Zhang Di, Zheng Yuan, Liu Mingru, Lu Jiaoyang
Department of Medical Oncology, Qilu Hospital of Shandong University, Jinan 250012, Shandong, China.
Department of Gastroenterology, Qilu Hospital, Cheeloo College of Medicine, Shandong University, Jinan 250012, Shandong, China.
ILIVER. 2025 Apr 26;4(2):100166. doi: 10.1016/j.iliver.2025.100166. eCollection 2025 Jun.
This research aimed to develop an innovative predictive model for estimating overall survival (OS) in patients with ampullary carcinoma and to evaluate the clinical benefits of postoperative chemotherapy (POCT) tailored to individual risk profiles.
Data from patients with ampullary carcinoma were retrospectively analyzed. Multivariable analysis identified key prognostic factors, which were incorporated into a predictive nomogram. The impact of POCT on OS was assessed within risk groups stratified by the nomogram.
Data for 3921 patients were included, with 2744 in the training cohort and 1177 in the validation cohort. A nomogram incorporating age, sex, tumor grade, T stage, N stage, and tumor size outperformed the TNM staging system, with areas under the curve for 3-year, 5-year, and 8-year OS of 0.755 vs 0.687, 0.752 vs 0.694, and 0.750 vs 0.694, respectively, in the training cohort and 0.705 vs 0.664, 0.717 vs 0.679, and 0.734 vs 0.703 in the validation cohort. Calibration plots showed excellent agreement between predicted and observed survival outcomes. Decision curve analysis indicated a net benefit across threshold probabilities above that of TNM staging. Risk stratification based on the model indicated that high-risk patients had a significantly increased mortality risk ( < 0.001). Notably, POCT significantly improved OS in high-risk patients ( < 0.001) but not in low-risk patients.

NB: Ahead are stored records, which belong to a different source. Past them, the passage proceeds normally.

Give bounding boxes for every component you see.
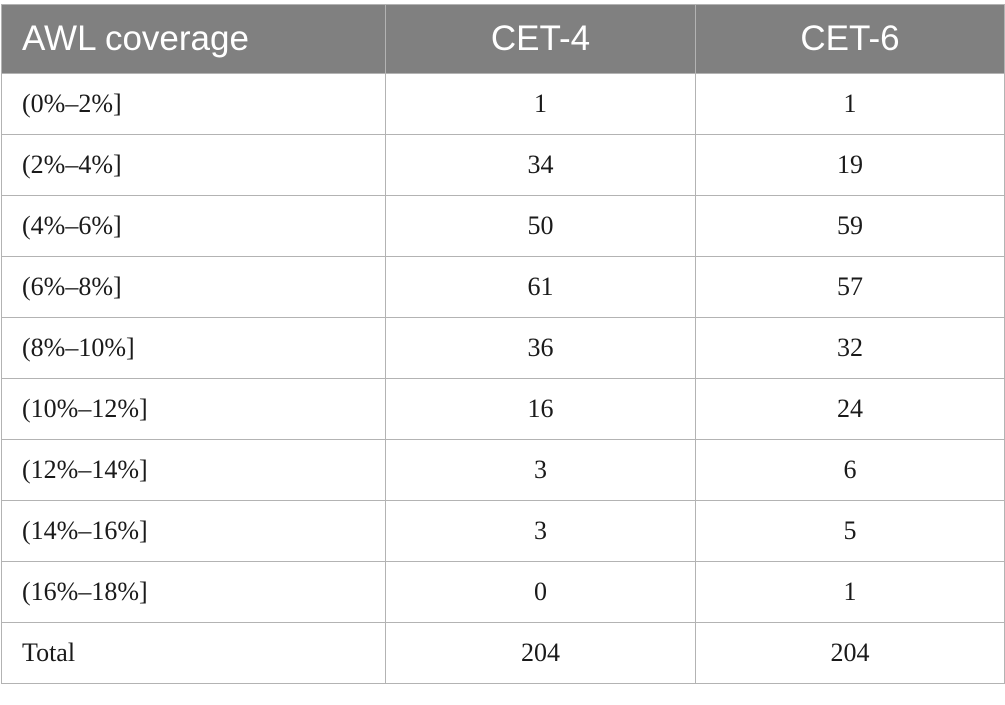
cet-4-count-cell: 34: [385, 134, 696, 196]
coverage-range-cell: (10%–12%]: [1, 378, 386, 440]
coverage-range-cell: (4%–6%]: [1, 195, 386, 257]
header-cet-4: CET-4: [385, 4, 696, 74]
header-row: AWL coverage CET-4 CET-6: [1, 4, 1005, 74]
coverage-range-cell: (12%–14%]: [1, 439, 386, 501]
coverage-range-cell: (6%–8%]: [1, 256, 386, 318]
table-row: (8%–10%] 36 32: [1, 317, 1005, 379]
cet-4-count-cell: 3: [385, 500, 696, 562]
cet-6-count-cell: 57: [695, 256, 1005, 318]
coverage-range-cell: (8%–10%]: [1, 317, 386, 379]
table-row: (14%–16%] 3 5: [1, 500, 1005, 562]
table-row: (2%–4%] 34 19: [1, 134, 1005, 196]
cet-4-count-cell: 1: [385, 73, 696, 135]
coverage-range-cell: (0%–2%]: [1, 73, 386, 135]
cet-4-count-cell: 0: [385, 561, 696, 623]
cet-4-count-cell: 50: [385, 195, 696, 257]
cet-6-count-cell: 5: [695, 500, 1005, 562]
cet-6-count-cell: 6: [695, 439, 1005, 501]
coverage-range-cell: (16%–18%]: [1, 561, 386, 623]
awl-coverage-table: AWL coverage CET-4 CET-6 (0%–2%] 1 1 (2%…: [1, 4, 1005, 684]
cet-6-count-cell: 32: [695, 317, 1005, 379]
coverage-range-cell: (2%–4%]: [1, 134, 386, 196]
total-row: Total 204 204: [1, 622, 1005, 684]
table-row: (0%–2%] 1 1: [1, 73, 1005, 135]
header-awl-coverage: AWL coverage: [1, 4, 386, 74]
cet-6-count-cell: 1: [695, 73, 1005, 135]
cet-6-count-cell: 1: [695, 561, 1005, 623]
table-row: (12%–14%] 3 6: [1, 439, 1005, 501]
table-row: (16%–18%] 0 1: [1, 561, 1005, 623]
cet-4-count-cell: 61: [385, 256, 696, 318]
table-row: (6%–8%] 61 57: [1, 256, 1005, 318]
coverage-range-cell: (14%–16%]: [1, 500, 386, 562]
cet-4-count-cell: 36: [385, 317, 696, 379]
cet-6-total-cell: 204: [695, 622, 1005, 684]
cet-6-count-cell: 24: [695, 378, 1005, 440]
cet-6-count-cell: 59: [695, 195, 1005, 257]
total-label-cell: Total: [1, 622, 386, 684]
cet-6-count-cell: 19: [695, 134, 1005, 196]
table-header: AWL coverage CET-4 CET-6: [1, 4, 1005, 74]
table-row: (10%–12%] 16 24: [1, 378, 1005, 440]
table-body: (0%–2%] 1 1 (2%–4%] 34 19 (4%–6%] 50 59 …: [1, 73, 1005, 684]
cet-4-count-cell: 3: [385, 439, 696, 501]
table-row: (4%–6%] 50 59: [1, 195, 1005, 257]
header-cet-6: CET-6: [695, 4, 1005, 74]
cet-4-count-cell: 16: [385, 378, 696, 440]
cet-4-total-cell: 204: [385, 622, 696, 684]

Not all patients benefit from POCT. The proposed nomogram predicts survival effectively and can guide treatment decisions, optimizing outcomes by providing additional chemotherapy for high-risk patients while sparing low-risk patients from unnecessary treatment.
本研究旨在开发一种创新的预测模型,用于估计壶腹癌患者的总生存期(OS),并评估根据个体风险特征定制的术后化疗(POCT)的临床益处。
对壶腹癌患者的数据进行回顾性分析。多变量分析确定关键预后因素,并将其纳入预测列线图。在根据列线图分层的风险组中评估POCT对OS的影响。
纳入3921例患者的数据,其中训练队列2744例,验证队列1177例。包含年龄、性别、肿瘤分级、T分期、N分期和肿瘤大小的列线图优于TNM分期系统,训练队列中3年、5年和8年OS的曲线下面积分别为0.755对0.687、0.752对0.694和0.750对0.694,验证队列中分别为0.705对0.664、0.717对0.679和0.734对0.703。校准图显示预测生存结果与观察到的生存结果之间具有良好的一致性。决策曲线分析表明,在高于TNM分期的阈值概率范围内存在净获益。基于该模型的风险分层表明,高危患者的死亡风险显著增加(<0.001)。值得注意的是,POCT显著改善了高危患者的OS(<0.001),但对低危患者没有改善。
并非所有患者都能从POCT中获益。所提出的列线图能有效预测生存,并可指导治疗决策,通过为高危患者提供额外化疗,同时避免低危患者接受不必要的治疗来优化治疗结果。